Perhaps, the most contrarian is South Texas' Eagle Ford shale, where Drillinginfo data shows rising numbers of wells drilled and an increasing volume of oil produced, even between the months of November 2014 and January 2015.
''Although the actual changes in output are modest, the implications are not,'' Krane said. ''The swing producer role held by Saudi Arabia since the mid-1970s appears to be in flux. At times when the Saudis decline to adjust production in line with market signals, that role may revert to higher-cost areas of production, including some in the United States. In fact, the swing producer role was once an American concern overseen by the Texas Railroad Commission, which, until the rise of OPEC, maintained similar production quotas aimed at reducing oil-price volatility.''
This time, the market response is not orchestrated by a governing body but by the decentralised actions of many firms responding to price signals, Krane said. ''In the case of shale, unique characteristics allow this to happen. These include higher costs, short lead times for investment, low barriers to entry and exit, steep production decline curves and requirements for continuous drilling to maintain constant production,'' he said.
Shale's price responsiveness bodes well for big conventional oil producers and projects, including those outside North America, which cannot respond as quickly due to lengthy investment-to-production timelines, Krane said. ''Shale's short-term investment characteristics might also help reduce the duration of the current oil bust, in contrast with the nearly two decades of low oil prices between the mid-1980s and early 2000s, which were exacerbated by the onset of huge projects in Alaska, the North Sea and the Gulf of Mexico that were not as responsive to oil prices,'' he said.

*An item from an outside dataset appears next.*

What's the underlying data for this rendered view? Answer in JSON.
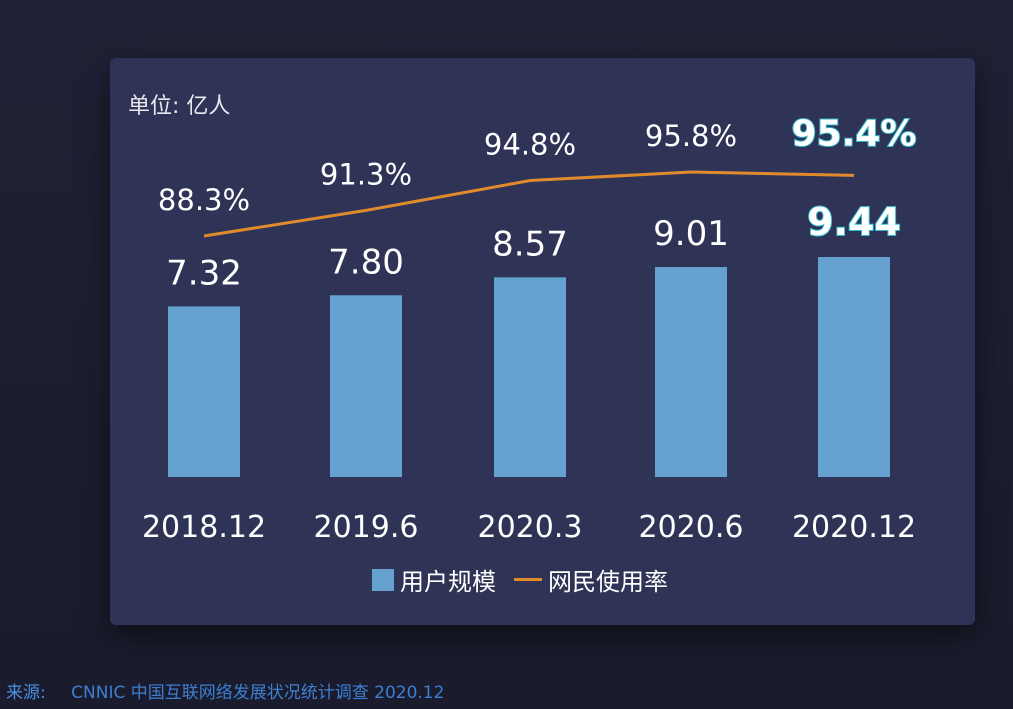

The low barriers to entry, which allowed small companies and investors to quickly move into the shale oil business, appear to be complemented by low barriers to exit, which allow them to move away when prices reverse, Krane said.
''If OPEC and Saudi Arabia shift away from their prior swing producer roles, the nimble characteristics of US shale producers may provide global markets with alternate and useful source of spare capacity,'' he said.